Pemuda tanggung itu tiba-tiba berseru keras dan Kwee An maklum bahwa itu tentu tanda bahwa lawannya hendak mulai menyerang, maka dengan tenang dan waspada ia berdiri memasang kuda-kuda dan memandang tajam.

Benar saja, cambuk pemuda itu tiba-tiba berbunyi keras dan berkelebat menyambar ke arah lehernya. Kwee An mengelak cepat sambil merendahkan tubuhnya, akan tetapi ternyata bahwa yang menyambar lehernya adalah bagian tengah cambuk itu, sedangkan ujungnya yang kecil lemas dan masih panjang itu tiba-tiba dapat bergerak ke arah dadanya.

Inilah tenaga lweekang yang dapat menggerakkan cambuk itu pada ujungnya seakan-akan cambuk itu hidup. Melihat ini, Kwee An merasa kagum juga dan cepat ia mengelak lagi dengan lompatan cepat ke samping.

Ia terlepas dari pada serangan pertama dan semua orang yang duduk mengelilingi tempat itu dan menonton, mengeluarkan seruan-seruan karena mereka merasa heran, melihat cara Kwee An mempertahankan diri.

Memang, mereka itu biasanya tidak mengandalkan kecepatan tubuh untuk mengelak dari serangan dan biasanya apabila diserang, mereka menggunakan golok di tangan kiri untuk menangkis dan mencoba memutuskan cambuk lawan, sedangkan cambuk sendiri harus segera dikerjakan untuk mengirim serangan balasan. Hingga ilmu cambuk mereka itu pada hakekatnya didasarkan atas kecepatan membalas serangan dan ketepatan menangkis dengan golok.

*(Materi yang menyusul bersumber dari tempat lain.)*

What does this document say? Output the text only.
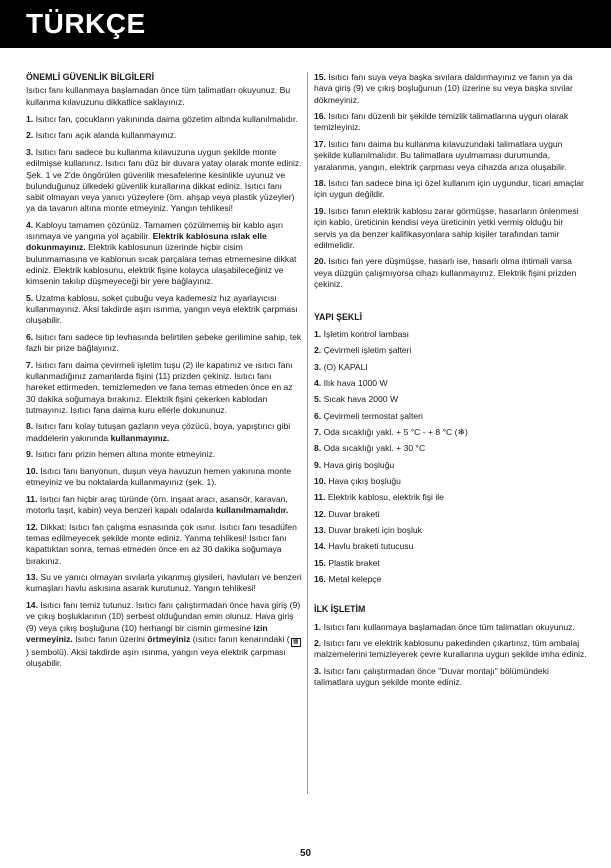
TÜRKÇE
ÖNEMLİ GÜVENLİK BİLGİLERİ
Isıtıcı fanı kullanmaya başlamadan önce tüm talimatları okuyunuz. Bu kullanma kılavuzunu dikkatlice saklayınız.
1. Isıtıcı fan, çocukların yakınında daima gözetim altında kullanılmalıdır.
2. Isıtıcı fanı açık alanda kullanmayınız.
3. Isıtıcı fanı sadece bu kullanma kılavuzuna uygun şekilde monte edilmişse kullanınız. Isıtıcı fanı düz bir duvara yatay olarak monte ediniz. Şek. 1 ve 2'de öngörülen güvenlik mesafelerine kesinlikle uyunuz ve bulunduğunuz ülkedeki güvenlik kurallarına dikkat ediniz. Isıtıcı fanı sabit olmayan veya yanıcı yüzeylere (örn. ahşap veya plastik yüzeyler) ya da tavanın altına monte etmeyiniz. Yangın tehlikesi!
4. Kabloyu tamamen çözünüz. Tamamen çözülmemiş bir kablo aşırı ısınmaya ve yangına yol açabilir. Elektrik kablosuna ıslak elle dokunmayınız. Elektrik kablosunun üzerinde hiçbir cisim bulunmamasına ve kablonun sıcak parçalara temas etmemesine dikkat ediniz. Elektrik kablosunu, elektrik fişine kolayca ulaşabileceğiniz ve kimsenin takılıp düşmeyeceği bir yere bağlayınız.
5. Uzatma kablosu, soket çubuğu veya kademesiz hız ayarlayıcısı kullanmayınız. Aksi takdirde aşırı ısınma, yangın veya elektrik çarpması oluşabilir.
6. Isıtıcı fanı sadece tip levhasında belirtilen şebeke gerilimine sahip, tek fazlı bir prize bağlayınız.
7. Isıtıcı fanı daima çevirmeli işletim tuşu (2) ile kapatınız ve ısıtıcı fanı kullanmadığınız zamanlarda fişini (11) prizden çekiniz. Isıtıcı fanı hareket ettirmeden, temizlemeden ve fana temas etmeden önce en az 30 dakika soğumaya bırakınız. Elektrik fişini çekerken kablodan tutmayınız. Isıtıcı fana daima kuru ellerle dokununuz.
8. Isıtıcı fanı kolay tutuşan gazların veya çözücü, boya, yapıştırıcı gibi maddelerin yakınında kullanmayınız.
9. Isıtıcı fanı prizin hemen altına monte etmeyiniz.
10. Isıtıcı fanı banyonun, duşun veya havuzun hemen yakınına monte etmeyiniz ve bu noktalarda kullanmayınız (şek. 1).
11. Isıtıcı fan hiçbir araç türünde (örn. inşaat aracı, asansör, karavan, motorlu taşıt, kabin) veya benzeri kapalı odalarda kullanılmamalıdır.
12. Dikkat: Isıtıcı fan çalışma esnasında çok ısınır. Isıtıcı fanı tesadüfen temas edilmeyecek şekilde monte ediniz. Yanma tehlikesi! Isıtıcı fanı kapattıktan sonra, temas etmeden önce en az 30 dakika soğumaya bırakınız.
13. Su ve yanıcı olmayan sıvılarla yıkanmış giysileri, havluları ve benzeri kumaşları havlu askısına asarak kurutunuz. Yangın tehlikesi!
14. Isıtıcı fanı temiz tutunuz. Isıtıcı fanı çalıştırmadan önce hava giriş (9) ve çıkış boşluklarının (10) serbest olduğundan emin olunuz. Hava giriş (9) veya çıkış boşluğuna (10) herhangi bir cismin girmesine izin vermeyiniz. Isıtıcı fanın üzerini örtmeyiniz (ısıtıcı fanın kenarındaki ( ▦) sembolü). Aksi takdirde aşırı ısınma, yangın veya elektrik çarpması oluşabilir.
15. Isıtıcı fanı suya veya başka sıvılara daldırmayınız ve fanın ya da hava giriş (9) ve çıkış boşluğunun (10) üzerine su veya başka sıvılar dökmeyiniz.
16. Isıtıcı fanı düzenli bir şekilde temizlik talimatlarına uygun olarak temizleyiniz.
17. Isıtıcı fanı daima bu kullanma kılavuzundaki talimatlara uygun şekilde kullanılmalıdır. Bu talimatlara uyulmaması durumunda, yaralanma, yangın, elektrik çarpması veya cihazda arıza oluşabilir.
18. Isıtıcı fan sadece bina içi özel kullanım için uygundur, ticari amaçlar için uygun değildir.
19. Isıtıcı fanın elektrik kablosu zarar görmüşse, hasarların önlenmesi için kablo, üreticinin kendisi veya üreticinin yetki vermiş olduğu bir servis ya da benzer kalifikasyonlara sahip kişiler tarafından tamir edilmelidir.
20. Isıtıcı fan yere düşmüşse, hasarlı ise, hasarlı olma ihtimali varsa veya düzgün çalışmıyorsa cihazı kullanmayınız. Elektrik fişini prizden çekiniz.
YAPI ŞEKLİ
1. İşletim kontrol lambası
2. Çevirmeli işletim şalteri
3. (O) KAPALI
4. Ilık hava 1000 W
5. Sıcak hava 2000 W
6. Çevirmeli termostat şalteri
7. Oda sıcaklığı yakl. + 5 °C - + 8 °C (❄)
8. Oda sıcaklığı yakl. + 30 °C
9. Hava giriş boşluğu
10. Hava çıkış boşluğu
11. Elektrik kablosu, elektrik fişi ile
12. Duvar braketi
13. Duvar braketi için boşluk
14. Havlu braketi tutucusu
15. Plastik braket
16. Metal kelepçe
İLK İŞLETİM
1. Isıtıcı fanı kullanmaya başlamadan önce tüm talimatları okuyunuz.
2. Isıtıcı fanı ve elektrik kablosunu pakedinden çıkartınız, tüm ambalaj malzemelerini temizleyerek çevre kurallarına uygun şekilde imha ediniz.
3. Isıtıcı fanı çalıştırmadan önce "Duvar montajı" bölümündeki talimatlara uygun şekilde monte ediniz.
50
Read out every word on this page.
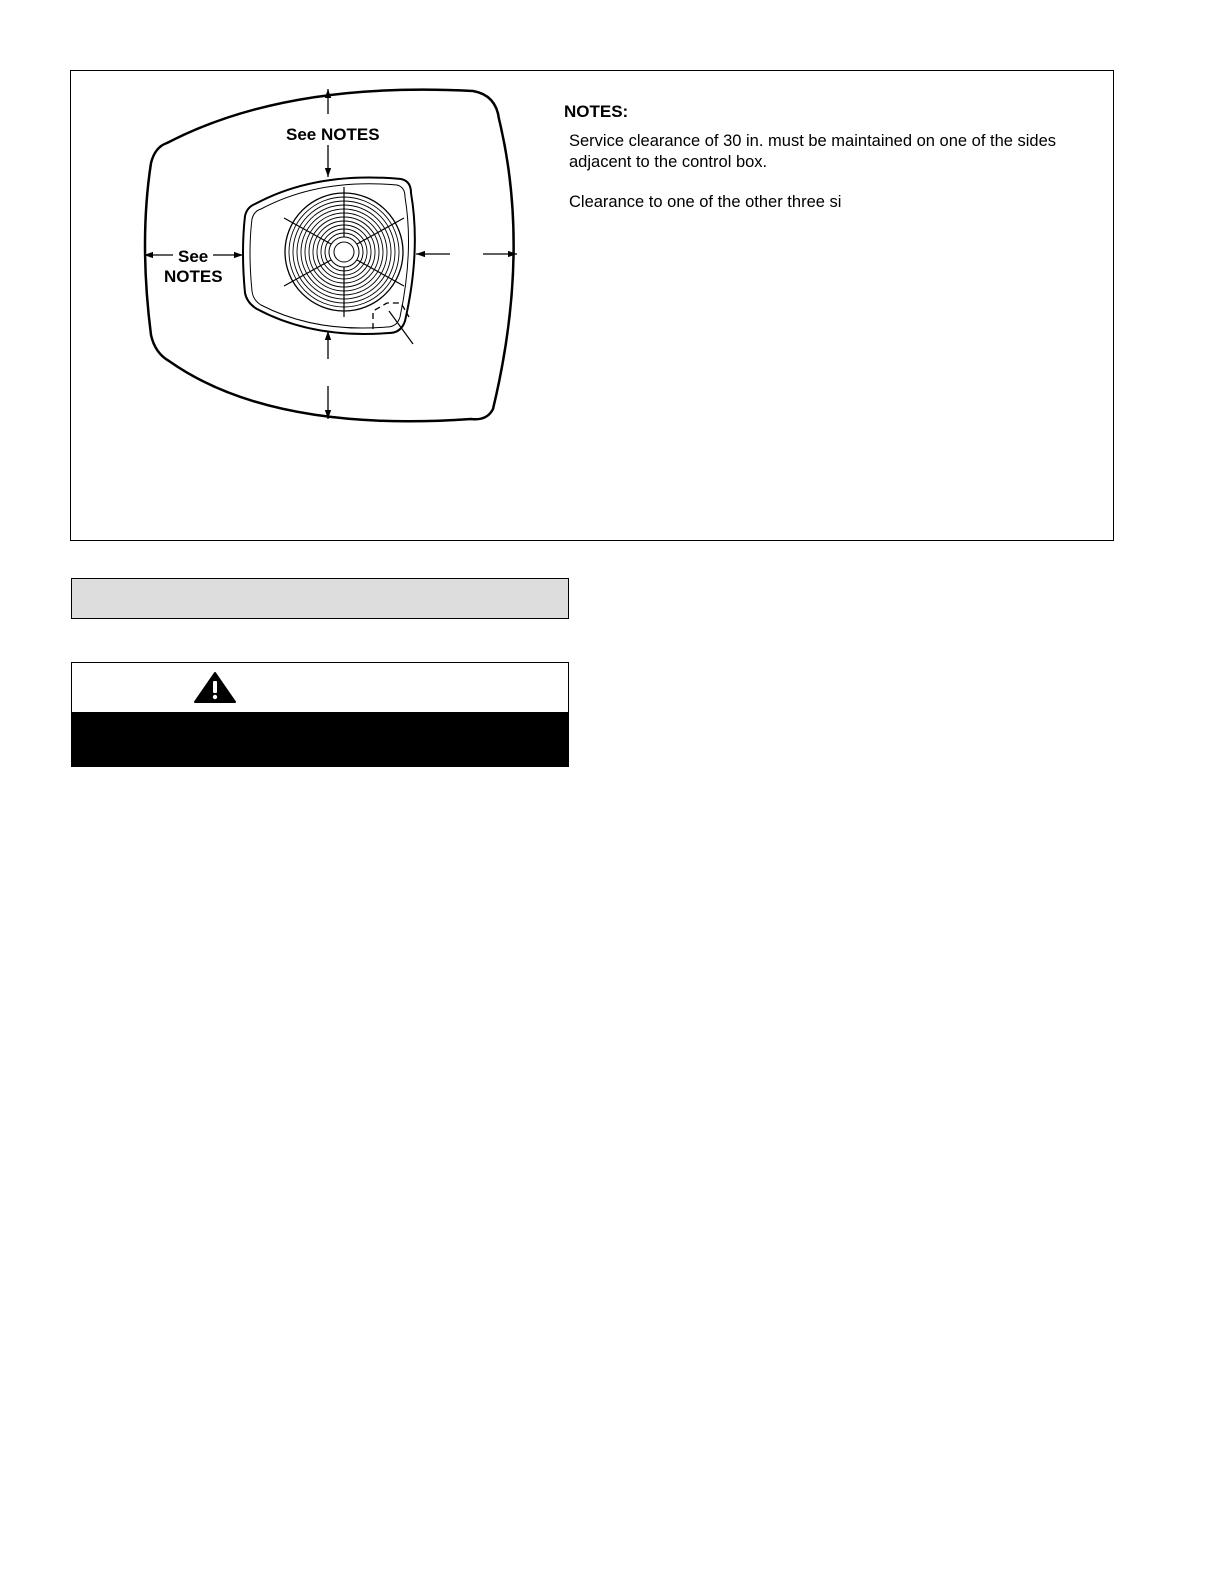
See NOTES
See
NOTES
NOTES:
Service clearance of 30 in. must be maintained on one of the sides adjacent to the control box.
Clearance to one of the other three si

Gerakan Kwee An yang cepat itu membuat mereka terherah-heran, akan tetapi ketika pemuda itu menyerang terus bertubi-tubi hingga cambuknya menyambar-nyambar sambil memperdengarkan suara keras mengurung seluruh tubuh Kwee An, dan betapa Kwee An lalu mempergunakan ginkangnya berkelebat ke sana ke mari di antara sinar dan ujung cambuk, semua orang menjadi bengong karena tiba-tiba saja mereka tidak melihat lagi tubuh Kwee An dan hanya melihat bayangannya saja berkelebatan. Bahkan kakek tua itu pun tiada habisnya mengeluarkan seruan memuji.

Tiba-tiba pemuda tanggung itu menghentikan serangannya dan dengan muka merah karena penasaran dan marah, ia bicara dengan suara keras kepada Kwee An yang juga berdiri tenang.

Kakek itu lalu berkata dari tempat duduknya, “Ia merasa penasaran karena kau tidak menggunakan cara bertanding yang biasa. Kau mempergunakan cara berkelahi terhadap musuh, sedangkan permainan ini sama sekali bukan berkelahi, hanya mengadu kepandaian. Sekarang kau pilih, hendak berkelahi mengadu jiwa atau hendak bertanding mengadu kepandaian? Kalau hendak bertanding, kau harus membalas dengan cara yang sama dan menyerang dengan cambukmu!”